Welche Möglichkeiten eröffnet die Vision der Smart Factory für Blechfertiger? Welche Rolle spielen Werkzeugmaschinen und Software darin? Und wie begleitet Bystronic Anwender auf dem Weg in die Smart Factory? Darüber spricht Bystronic CTO Dr. Christoph Rüttimann im Interview mit dem Fachmagazin Industrie Anzeiger.

Herr Dr. Rüttimann, wie sieht Bystronic das Thema Smart Factory?

Für uns steht immer der Kunde im Fokus. Ihn wollen wir befähigen, an der Spitze des Wettbewerbs bestehen zu können – egal, ob er Kleinlose fertigt oder Grossserien. Unsere Vision ist, dafür eine Smart Factory anbieten zu können, in der alle Prozesse von der Auftragsanfrage über die Anlieferung der Bleche bis zum Versand der fertigen Werkstücke automatisiert ablaufen. Dabei ist natürlich Software ein zentrales Element. Aber auch die Maschinen werden immer schneller und präziser. Und damit das Konzept einer autonomen Fertigung aufgeht, müssen sie bei hoher Verfügbarkeit absolut zuverlässig arbeiten. Das perfekte Zusammenspiel von Hard- und Software ermöglicht es, die Wirtschaftlichkeit weiter zu steigern.

Wie wird sich das Verhältnis zwischen Software, digitaler Vernetzung und Mechanik künftig entwickeln?

Im Moment überwiegt der Fokus auf die Mechanik noch. Ich gehe davon aus, dass das auch noch ein paar Jahre so bleiben wird, aber sicher nicht mehr die nächsten zehn Jahre. Langfristig wird Software die dominierende Komponente sein.

Ist eine Smart Factory in der Praxis tatsächlich schon realistisch?

Die Smart Factory ist unsere Vision. Wir begleiten unsere Kunden auf dem Weg dorthin Schritt für Schritt.

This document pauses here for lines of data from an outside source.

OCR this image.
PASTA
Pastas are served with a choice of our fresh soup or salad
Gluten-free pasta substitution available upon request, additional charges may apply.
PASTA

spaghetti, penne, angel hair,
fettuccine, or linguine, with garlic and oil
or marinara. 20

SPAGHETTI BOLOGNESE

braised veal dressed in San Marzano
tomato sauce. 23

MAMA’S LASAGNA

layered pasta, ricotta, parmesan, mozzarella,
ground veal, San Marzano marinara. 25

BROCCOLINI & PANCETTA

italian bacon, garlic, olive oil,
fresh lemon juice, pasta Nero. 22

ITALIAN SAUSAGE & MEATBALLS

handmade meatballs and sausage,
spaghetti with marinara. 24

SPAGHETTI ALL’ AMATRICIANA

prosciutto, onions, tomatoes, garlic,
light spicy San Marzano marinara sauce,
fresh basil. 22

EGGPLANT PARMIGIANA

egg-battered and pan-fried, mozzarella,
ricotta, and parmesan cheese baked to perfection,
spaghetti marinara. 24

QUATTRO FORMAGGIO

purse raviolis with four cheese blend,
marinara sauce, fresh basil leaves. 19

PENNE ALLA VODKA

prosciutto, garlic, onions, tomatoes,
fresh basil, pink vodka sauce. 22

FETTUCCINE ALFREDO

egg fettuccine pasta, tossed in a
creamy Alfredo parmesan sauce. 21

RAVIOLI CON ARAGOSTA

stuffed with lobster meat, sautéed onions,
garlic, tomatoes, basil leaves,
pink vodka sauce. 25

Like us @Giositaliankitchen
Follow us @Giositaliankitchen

Zunächst geht es darum, die nötigen Daten zu erfassen, effizient auszuwerten und übersichtlich darzustellen – etwa über unsere Monitoring-Lösung ByCockpit. Das hilft ihm, Entscheidungen zu treffen, Prozesse zu optimieren oder präventiv einzugreifen. Aber das ist nur ein Zwischenschritt auf dem Weg zur autonomen Fabrik, in der die Daten automatisiert genutzt werden, um Prozesse zu steuern.

Wo steht Bystronic heute auf dem Weg zur Smart Factory?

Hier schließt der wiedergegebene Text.